Cidadeverde.com

Orçamento: Governo só dará a Poderes reposição da inflação


Rafael Fonteles, Secretário de Fazenda: limite de repasse no Orçamento dos Poderes é reposição da inflação  (FOTO: Pablo Cavalcante)

 

Até o final da próxima semana, ficarão definidas as emendas parlamentares que alteram a proposta do Orçamento de 2019, encaminhado pelo Executivo à Assembleia Legislativa. Nos bastidores, trava-se uma luta intensa por maior fatia do Orçamento. Mas o governo já avisou: o reajuste não poderá ser maior que a reposição inflacionária.
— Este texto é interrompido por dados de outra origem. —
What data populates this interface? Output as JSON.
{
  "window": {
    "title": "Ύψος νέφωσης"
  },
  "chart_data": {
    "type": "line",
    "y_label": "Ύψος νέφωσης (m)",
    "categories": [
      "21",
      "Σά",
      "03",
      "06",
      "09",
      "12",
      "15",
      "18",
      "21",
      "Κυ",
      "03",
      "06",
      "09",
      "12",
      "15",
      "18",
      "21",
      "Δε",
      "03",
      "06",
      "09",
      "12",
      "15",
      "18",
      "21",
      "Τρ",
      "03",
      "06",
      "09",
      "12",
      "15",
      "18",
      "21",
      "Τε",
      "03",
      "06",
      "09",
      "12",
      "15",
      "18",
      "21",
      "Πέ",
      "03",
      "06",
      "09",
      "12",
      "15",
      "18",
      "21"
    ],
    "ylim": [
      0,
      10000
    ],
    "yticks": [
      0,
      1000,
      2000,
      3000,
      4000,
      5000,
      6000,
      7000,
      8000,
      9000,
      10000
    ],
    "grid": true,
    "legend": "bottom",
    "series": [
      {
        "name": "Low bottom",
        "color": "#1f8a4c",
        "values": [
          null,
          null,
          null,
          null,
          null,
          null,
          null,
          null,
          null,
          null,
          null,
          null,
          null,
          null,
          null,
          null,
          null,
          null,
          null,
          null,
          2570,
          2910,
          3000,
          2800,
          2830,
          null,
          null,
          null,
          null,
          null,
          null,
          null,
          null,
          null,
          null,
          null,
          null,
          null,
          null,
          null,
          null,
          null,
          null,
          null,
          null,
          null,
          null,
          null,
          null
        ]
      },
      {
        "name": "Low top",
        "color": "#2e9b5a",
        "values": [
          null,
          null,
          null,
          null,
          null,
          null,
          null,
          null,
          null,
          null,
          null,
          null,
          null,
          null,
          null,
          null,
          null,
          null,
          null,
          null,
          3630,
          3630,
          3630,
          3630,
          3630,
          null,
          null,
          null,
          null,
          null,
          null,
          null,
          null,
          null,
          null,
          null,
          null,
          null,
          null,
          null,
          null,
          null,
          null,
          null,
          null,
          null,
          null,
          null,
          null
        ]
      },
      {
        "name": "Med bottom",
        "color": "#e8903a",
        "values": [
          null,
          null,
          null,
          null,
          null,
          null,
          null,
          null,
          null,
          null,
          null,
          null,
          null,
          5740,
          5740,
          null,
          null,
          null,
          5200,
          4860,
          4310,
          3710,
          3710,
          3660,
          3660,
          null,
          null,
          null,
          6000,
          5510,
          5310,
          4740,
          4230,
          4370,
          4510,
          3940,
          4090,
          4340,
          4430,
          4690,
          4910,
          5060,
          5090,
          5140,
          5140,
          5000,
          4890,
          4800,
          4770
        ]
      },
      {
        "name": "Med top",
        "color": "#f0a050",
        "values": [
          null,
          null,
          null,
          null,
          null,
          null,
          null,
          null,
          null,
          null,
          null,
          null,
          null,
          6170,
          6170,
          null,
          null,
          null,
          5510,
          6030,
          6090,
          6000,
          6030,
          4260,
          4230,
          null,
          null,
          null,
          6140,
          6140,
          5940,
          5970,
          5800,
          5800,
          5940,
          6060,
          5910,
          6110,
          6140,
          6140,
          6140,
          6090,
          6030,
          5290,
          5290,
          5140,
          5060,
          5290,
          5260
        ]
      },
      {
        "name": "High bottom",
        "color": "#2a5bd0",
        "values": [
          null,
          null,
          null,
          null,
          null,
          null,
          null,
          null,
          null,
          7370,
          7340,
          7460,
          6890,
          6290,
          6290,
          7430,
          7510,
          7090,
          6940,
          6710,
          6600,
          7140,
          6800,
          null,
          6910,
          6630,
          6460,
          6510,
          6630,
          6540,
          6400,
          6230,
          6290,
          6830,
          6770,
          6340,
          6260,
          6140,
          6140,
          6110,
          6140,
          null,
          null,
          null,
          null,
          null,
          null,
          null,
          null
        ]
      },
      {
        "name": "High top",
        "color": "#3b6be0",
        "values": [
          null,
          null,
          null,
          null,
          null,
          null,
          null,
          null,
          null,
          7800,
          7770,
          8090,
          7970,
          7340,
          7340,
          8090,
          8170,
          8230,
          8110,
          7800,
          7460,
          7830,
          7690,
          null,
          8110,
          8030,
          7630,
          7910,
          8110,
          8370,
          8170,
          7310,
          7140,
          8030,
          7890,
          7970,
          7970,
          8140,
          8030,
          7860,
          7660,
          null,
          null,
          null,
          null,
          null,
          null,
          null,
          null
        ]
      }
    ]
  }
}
O recado foi dado por várias vozes, tendo no secretário de Fazenda, Rafael Fonteles, a mais direta. Rafael diz e repete os dados financeiro dos últimos anos para mostrar que não é possível um repasse maior. O discurso tem agora o reforço de fatos: o governo está cortando na própria carne ao determinar uma redução de 50% nas despesas de custeio de todas as unidades gestoras. É como quem diz: “alô, Poderes, cortem também na própria carne”.

O governo espera um cabo-de-guerra mais concorrido com o Tribunal de Contas e o Judiciário. Ambos estariam pedindo mais do que seria possível dar. No caso do Judiciário, há compromissos que precisam ser honrados e ampliam as demandas. Por exemplo: há um plano de cargos e salários a ser implementado, concedendo 4,8% para os servidores. Há ainda a possibilidade do reajuste para a magistratura, de 16%, decorrente do aumento para os ministros do STF.

Diante desses compromissos, o Judiciário pediu reajuste de 13%. Na proposta de orçamento, o governo colocou 2%. O executivo admite ir até a reposição inflacionária. Foras disso, nem pensar – diz Rafael Fonteles. Essa reposição é da ordem de 4%, muito longe do percentual pretendido pelos Poderes.

Pelo visto, teremos emoção pela frente.
 

Pagamento do 13º ainda é a meta

As dificuldades do governo do Estado ainda não estão superadas para o fechamento das contas deste ano. Longe disso. E um dos pontos mais preocupantes é com o pagamento da folha de pessoal, em especial do 13º do servidor, que precisa ser concretizado na íntegra até 20 de dezembro. O corte de despesas determinado pelo governador Wellington Dias tem muito a ver com isso.

Ao justificar a medida, o governo avisa que é para evitar um “colapso financeiro”. Isso por si só diz do tamanho das dificuldades, tanto que as diretrizes de contenção de gastos devem durar 90 dias. O Executivo quer que a medida sirva de referência para os demais Poderes.